The Multathlon team then proceeded to the Asia Garden Mall and Cultural Court in Anaheim, a meeting place for Thai, Cambodian, Vietnamese and Chinese cultures. Multathlon coverage by Vietnamese TV media carried the message of human rights to hundreds of thousands Southeast Asians living in the Southland.

At the First African Methodist Episcopal Church (FAME), Reverend Cecil Murray and Assistant Pastor Reverend Leonard Jackson, who took a leading role in rebuilding the community after the 1992 LA riots, signed the human rights pledge before a crowd of several thousand.

Multi-Ethnic Finale Spotlights the Future

On the final day, escorted by police motorcycles, several dozen runners gathered at La Brea Avenue to run the final stretch of the Multathlon; their destination was L. Ron Hubbard Way, where a festival, parade and concert had been organized to conclude the five days of events.

“When human rights are ignored or scorned, and when the pursuit of individual interests unjustly prevails over the common good, then the seeds of instability, rebellion and violence are inevitably sown.”
— Pope John Paul II

The finale was a live demonstration of all the Multathlon was meant to accomplish: unity in the name of human rights.
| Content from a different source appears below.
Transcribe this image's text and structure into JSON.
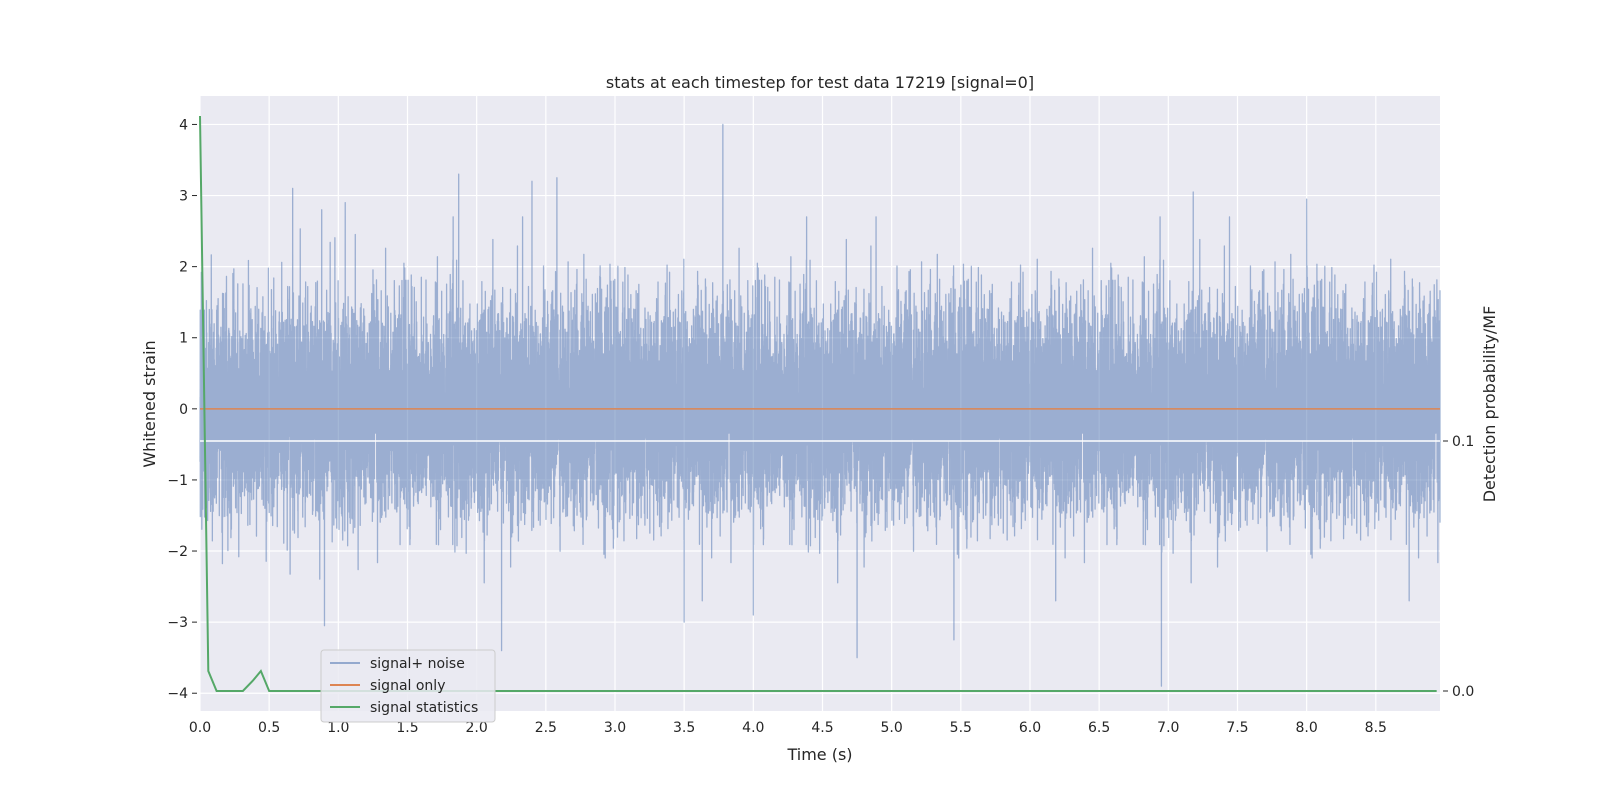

Thirty-seven religious, cultural and human rights organizations erected booths along the street, including UNA-USA, the NAACP’s Los Angeles chapter, the Brahma Kumaris World Spiritual Organization, US Fund for UNICEF, the City of Angels United Religious Initiative, the Hollywood United Neighborhood Council, the Muslim Public Affairs Council, Sikh Dharma of Southern California, the Asian Pacific Health Care Venture, Inc., Peace Sunday 2002 and the Southern California Indian Center.
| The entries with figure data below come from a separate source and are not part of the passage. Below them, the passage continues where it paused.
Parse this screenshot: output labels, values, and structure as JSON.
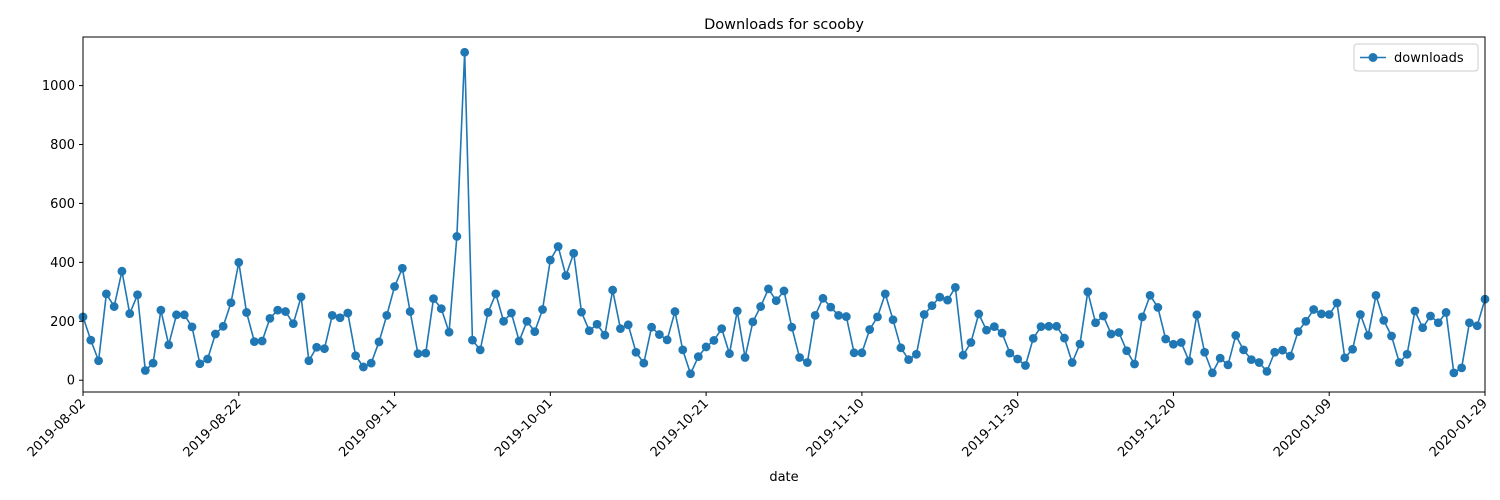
{
  "chart_data": {
    "type": "line",
    "title": "Downloads for scooby",
    "xlabel": "date",
    "ylabel": "",
    "x_start": "2019-08-02",
    "x_end": "2020-01-29",
    "xticks": [
      "2019-08-02",
      "2019-08-22",
      "2019-09-11",
      "2019-10-01",
      "2019-10-21",
      "2019-11-10",
      "2019-11-30",
      "2019-12-20",
      "2020-01-09",
      "2020-01-29"
    ],
    "yticks": [
      0,
      200,
      400,
      600,
      800,
      1000
    ],
    "ylim": [
      -40,
      1165
    ],
    "grid": false,
    "legend_position": "top-right",
    "series": [
      {
        "name": "downloads",
        "color": "#1f77b4",
        "marker": "circle",
        "values": [
          215,
          136,
          66,
          293,
          250,
          370,
          226,
          290,
          33,
          58,
          238,
          120,
          222,
          222,
          181,
          56,
          72,
          157,
          183,
          263,
          400,
          230,
          131,
          133,
          210,
          238,
          233,
          192,
          283,
          66,
          112,
          107,
          220,
          212,
          228,
          83,
          45,
          58,
          130,
          220,
          318,
          380,
          233,
          90,
          92,
          277,
          243,
          163,
          488,
          1113,
          136,
          103,
          230,
          293,
          200,
          228,
          133,
          200,
          165,
          240,
          408,
          454,
          355,
          431,
          231,
          168,
          190,
          153,
          306,
          175,
          188,
          95,
          58,
          180,
          155,
          137,
          233,
          103,
          22,
          80,
          113,
          135,
          175,
          90,
          235,
          77,
          198,
          250,
          310,
          270,
          303,
          180,
          77,
          60,
          220,
          278,
          248,
          220,
          216,
          93,
          93,
          172,
          215,
          293,
          205,
          110,
          70,
          88,
          223,
          253,
          282,
          272,
          315,
          85,
          128,
          225,
          170,
          182,
          160,
          92,
          72,
          50,
          142,
          182,
          183,
          183,
          143,
          60,
          123,
          300,
          195,
          218,
          157,
          162,
          100,
          55,
          215,
          288,
          247,
          140,
          122,
          128,
          65,
          222,
          95,
          25,
          75,
          52,
          152,
          103,
          70,
          60,
          30,
          95,
          102,
          82,
          165,
          200,
          240,
          225,
          223,
          262,
          76,
          105,
          223,
          152,
          288,
          203,
          150,
          60,
          88,
          235,
          178,
          218,
          195,
          230,
          25,
          42,
          195,
          185,
          275
        ]
      }
    ]
  }
}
Film and TV stars Marisol Nichols hosted the program, which included a Celtic band, The Remnants; Tom Fair & Friends; Korean singers from the Women’s Federation for World Peace; human rights singer-songwriter Joy Grayson; recording artist Desiree Greenier; and Ziba Shirazi, an Iranian singer-songwriter. The highlight of the entertainment was a powerful performance by Andy Madadian, a Persian-Armenian entertainer, accompanied by his band and Persian dancers. All the artists donated their talents to the cause of human rights.

In addition to Ms. Foster, president of the UNA-USA Pacific-Los Angeles Chapter, who spoke again, finale speakers included Nirinjan Khalsa, Sikh Temple; Professor Ian Hall, who in addition to being an entertainer is a leading British human rights activist of 34 years’ standing; and a representative of Dr. Ameli of the American Iranian Friendship Association, who announced that the Association will assist in distributing the newly translated Farsi edition of the “What Are Human Rights?” booklet.

Leisa Goodman, Human Rights Director of the Church of Scientology International, then introduced the highlight of the finale. The 100-person Lynwood Royal Knights Band gave a colorful and entertaining performance, marching down L. Ron Hubbard Way, followed by a troop of scouts and a dozen different human rights, cultural and community groups.

Then, to a huge cheer from the crowd, the athletes arrived, running down L. Ron Hubbard Way on the final leg of their 250-mile journey and mounting the stage to loud applause.

The LA Multathlon brought together a host of communities in greater LA and helped to unite them. Said Leisa Goodman, “Because Los Angeles is so diverse, we can set an example and show that many different religious and ethnic communities can live together in peace and friendship.”

The Multathlon was carried out in a spirit captured by Martin Luther King when he wrote, “Injustice anywhere is a threat to justice everywhere.” To which the athletes and organizers added the words of author and philosopher L. Ron Hubbard, “Human rights must be made a fact, not an idealistic dream.”